Now I see what you saw: the shadows
of Cub of Gold leaves, walls of Eugenia, Heavenly
bamboo; large grape leaves spread out
like sun bladders in the late afternoon. A butterfly
above the arbor searching for the salt on your finger.
Rays of angled sunlight scoop up the reflections
of the pool and invert them on the ceiling in
camera obscura that cascades lucent tears
down the window glass.

The shimmering of light on the ceiling
is a warbling of some ionic phenomenon
like a beam from another world, maybe from you..
I don’t know, we never believed that way.

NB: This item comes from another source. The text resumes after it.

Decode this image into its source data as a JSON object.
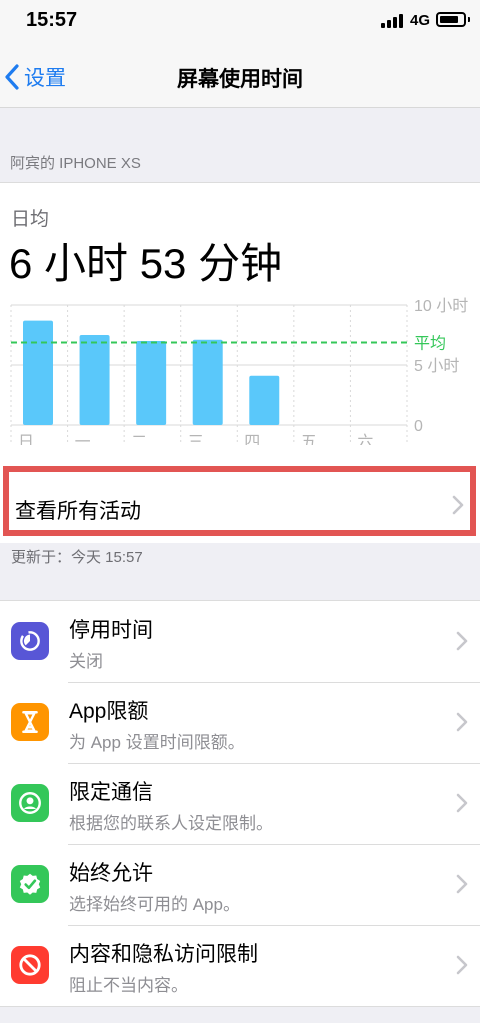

Yet
I stand within it rectified, forgiven, re-loved,
the gift of a bride and the legacy of a mother.
I let you fill yourself up in me,
both out selves in total eclipse.

Blue Mesa Review, Spring 2007, #19, University of New Mexico

FALLING IN LOVE AT 80

Because I feel the moon-tide I can’t believe
it is not also drawn to me

or that the mountain is unaware of my awe
of its majesty

or you would not sympathize with my tear
or kiss or that the kiss and tear are not greater
than your ambivalence.

Then why do you doubt my expertise
             in natural selection
and reject what I know is best for you?

Love, no matter from where it comes,
lopsided or asymmetrical,
is greater than you and I whether
you know it not just now.

I can’t believe that the shining of my love
does not expose the doubtful doubts in your mind
and shame your denial.

Even though you insist you don’t love me,
you can’t dismiss the moon tide or the mountain of adoration
or assert that my tidal power is mere conceit.
After all I experienced love at first sight
when I was young  and penniless.

Don’t believe that I’m an expired male
who only love from memory,
each dim passion some three generations old.
I won’t accept your argument that my conceit
exploits you to make this poem

Do you think I kid myself?
If you persist, I will awake morning after night.
roll over, thank God I’m still alive and free

and with the blessed shortening
of my memory forget
for whom I wrote this poem.

Solo Café 4&5, Solo Press 2009

FROM THE TOP OF THE CLIFF AT TORREY PINES

For Stefi

We walk the cliff above the ocean.
Boulders rock in the undertow for miles below.
The sea looks as if it were crawling uphill.
Gulls shoot out from behind us.
They seem to skim the light from the body of water.
Something is leaving us.

She asks to run ahead while I, out of breath,
fall back to smoke my pipe.  I imagine a three
dimensional gauge set in lace – a giant
yellow wooden ruler whose numbered scales
are writ large for my near-sighted eyes.
It measures distances in the sea exactly
on a north-south line with the Scripps Institute
of Oceanography.

That damned gauge divides everything:
depth from breadth and height, history
from prehistory, science from art, her forward motion
and my retreat. Everyone has left except for a
student walking the baseline of the beach
looking up towards outer space.

And she is beyond the last bend, out of sight.